Ik herinner me een ander gewapend conflict waar delen van links hun ‘good guys’ (en meiden) hadden en hen buitenproportionele aandacht gaven in vergelijking met andere gewapende conflicten: Rojava. Oekraïne is Rojava niet en we kunnen veel klachten opnoemen over Zelensky’s binnen- en buitenlands beleid. Oekraïne is niet eens een klassieke liberale democratie – hier probeert elke nieuwe president zoveel mogelijk macht te vergaren via informele mechanismen, het parlement neemt ongrondwettelijke wetten aan en de rechten en vrijheden van burgers worden vaak geschonden. Zelfs tijdens de oorlog nam de Oekraïense regering een wet aan die de arbeidsrechten beknotte. In dit opzicht verschilt het land niet veel van de rest van Oost-Europa.
Betekent dit dat de Oekraïners de strijd moeten opgeven? Voor mij ligt het antwoord voor de hand: ik besloot aan het begin van de oorlog bij de Territoriale Strijdkrachten te gaan. Maar ik ben lang niet de enige. Anarchisten uit Oekraïne, Wit-Rusland en zelfs een paar uit Rusland vechten momenteel in de Territoriale Verdediging of helpen mee. Ze hebben een hekel aan Zelenski en de staat zelf, ze zijn tijdens protesten herhaaldelijk door de politie aangehouden (net als ik) en sommige buitenlandse anarchisten hebben te maken gehad met pogingen tot deportatie door speciale diensten. Maar toch, we zijn ten oorlog getrokken. Je denkt misschien dat dit geen ‘echte’ anarchisten zijn, of je denkt misschien dat wij iets over Oost-Europa weten dat jij niet begrijpt.
Ik ben een socialist, en ik vind niet dat je je land zou moeten verdedigen in een defensieve oorlog. Zo’n beslissing moet afhangen van de analyse van de deelnemers, de sociale aard van de oorlog, de gevoelens van het volk, de bredere context en de mogelijke gevolgen van verschillende uitkomsten. Als Oekraïne geleid zou worden door een fascistische junta en de situatie was zoals die werd voorgesteld door de Russische propaganda, zou ik de invasie nog steeds veroordelen, maar ik zou me niet bij het leger aansluiten. Het voeren van een onafhankelijke partizanenstrijd zou dan meer op zijn plaats zijn. Er zijn andere invasies, zoals de Amerikaanse invasie in Afghanistan of Irak, die veroordeeld moeten worden, maar zou het juist zijn geweest om te vechten voor de regimes van de Taliban of Saddam Hoessein? Ik betwijfel het. Is de verre van volmaakte democratie van Oekraïne het waard om beschermd te worden tegen het parafascistische regime van Poetin? Ja.

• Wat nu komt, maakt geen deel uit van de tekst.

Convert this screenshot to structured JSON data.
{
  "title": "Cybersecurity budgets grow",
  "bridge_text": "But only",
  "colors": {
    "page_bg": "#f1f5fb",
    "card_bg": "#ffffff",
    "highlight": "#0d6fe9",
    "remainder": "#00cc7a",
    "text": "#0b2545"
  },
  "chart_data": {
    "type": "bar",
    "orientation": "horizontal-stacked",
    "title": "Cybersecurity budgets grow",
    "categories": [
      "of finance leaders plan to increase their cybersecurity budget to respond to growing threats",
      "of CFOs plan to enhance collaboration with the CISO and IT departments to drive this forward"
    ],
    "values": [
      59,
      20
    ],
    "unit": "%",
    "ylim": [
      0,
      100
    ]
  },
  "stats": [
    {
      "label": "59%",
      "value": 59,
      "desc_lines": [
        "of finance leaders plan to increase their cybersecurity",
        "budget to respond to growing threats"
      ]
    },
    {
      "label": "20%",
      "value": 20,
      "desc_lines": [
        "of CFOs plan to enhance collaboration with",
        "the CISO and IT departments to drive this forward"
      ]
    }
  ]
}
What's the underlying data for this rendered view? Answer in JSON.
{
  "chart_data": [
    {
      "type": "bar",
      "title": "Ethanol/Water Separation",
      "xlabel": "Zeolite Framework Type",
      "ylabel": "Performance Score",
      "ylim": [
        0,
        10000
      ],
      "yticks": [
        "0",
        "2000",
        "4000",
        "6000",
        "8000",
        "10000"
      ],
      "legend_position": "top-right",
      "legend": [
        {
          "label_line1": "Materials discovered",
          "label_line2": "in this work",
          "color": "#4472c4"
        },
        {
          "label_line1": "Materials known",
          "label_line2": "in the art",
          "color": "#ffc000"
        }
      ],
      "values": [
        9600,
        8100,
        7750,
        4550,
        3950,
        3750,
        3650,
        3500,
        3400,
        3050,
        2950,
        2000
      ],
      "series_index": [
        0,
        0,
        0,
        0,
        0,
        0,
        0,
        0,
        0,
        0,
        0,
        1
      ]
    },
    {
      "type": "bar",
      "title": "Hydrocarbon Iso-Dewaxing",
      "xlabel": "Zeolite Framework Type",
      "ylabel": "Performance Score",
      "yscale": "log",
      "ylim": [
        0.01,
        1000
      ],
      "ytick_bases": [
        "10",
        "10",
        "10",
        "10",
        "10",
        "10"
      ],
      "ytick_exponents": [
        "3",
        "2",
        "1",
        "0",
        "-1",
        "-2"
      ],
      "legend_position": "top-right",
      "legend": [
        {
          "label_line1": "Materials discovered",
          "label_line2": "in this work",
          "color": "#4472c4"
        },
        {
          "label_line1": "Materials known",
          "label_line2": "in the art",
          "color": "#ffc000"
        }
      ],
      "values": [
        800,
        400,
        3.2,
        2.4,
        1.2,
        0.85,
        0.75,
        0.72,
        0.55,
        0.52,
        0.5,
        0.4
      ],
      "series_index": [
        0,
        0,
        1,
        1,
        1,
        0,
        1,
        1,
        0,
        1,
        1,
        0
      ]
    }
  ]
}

Ik weet dat veel mensen een hekel hebben aan dergelijke termen. Na 2014, toen het in Oekraïne populair werd om Poetin als fascist te bestempelen, heb ik die opvatting bekritiseerd. Maar in de afgelopen jaren is het regime van Poetin steeds autoritairder, conservatiever en nationalistischer geworden en na de nederlaag van de anti-oorlogsbeweging heeft zijn transformatie een nieuw niveau bereikt. Linkse Russische intellectuelen als Greg Yudin en Ilya Budraitskis betogen dat het land in de richting van het fascisme gaat.
In veel gewapende conflicten is het terecht op te roepen tot diplomatie en compromissen. In het geval van etnische conflicten moeten internationalisten vaak geen partij kiezen. Maar deze oorlog is niet zo’n geval. Anders dan de oorlog in Donbas in 2014, die ingewikkeld was, is de aard van de huidige oorlog eigenlijk eenvoudig. Rusland voert een agressieve imperialistische oorlog; Oekraïne voert een bevrijdingsoorlog van het volk. We kunnen niet weten hoe Oekraïne zich na de oorlog zal ontwikkelen – dat hangt af van een veelheid aan factoren. Maar we kunnen wel met zekerheid zeggen dat alleen als Oekraïne wint, er een kans is op progressieve verandering. Als Rusland wint, zullen de gevolgen verschrikkelijk zijn. Dat is de belangrijkste reden om het Oekraïense verzet te steunen, met inbegrip van militaire hulp.
Oekraïens extreemrechts
Misschien willen sommige lezers nu een andere vraag stellen: ‘Hoe zit het met extreemrechts in Oekraïne?’ In de meer redelijke debatten over dit onderwerp benadrukt de ene partij altijd de geringe electorale steun voor extreemrechts en het gebrek aan vertegenwoordiging in het parlement, terwijl de andere partij benadrukt dat extreemrechts door infiltratie in wetshandhavingsinstanties en actieve deelname aan straatprotesten een onevenredige invloed heeft gehad op de Oekraïense politiek. Beide zijn waar, maar er is één belangrijk feit dat beide zijden meestal negeren: de onevenredige invloed van extreemrechts was grotendeels gebaseerd op de zwakte van het maatschappelijk middenveld en de staat, niet op hun macht.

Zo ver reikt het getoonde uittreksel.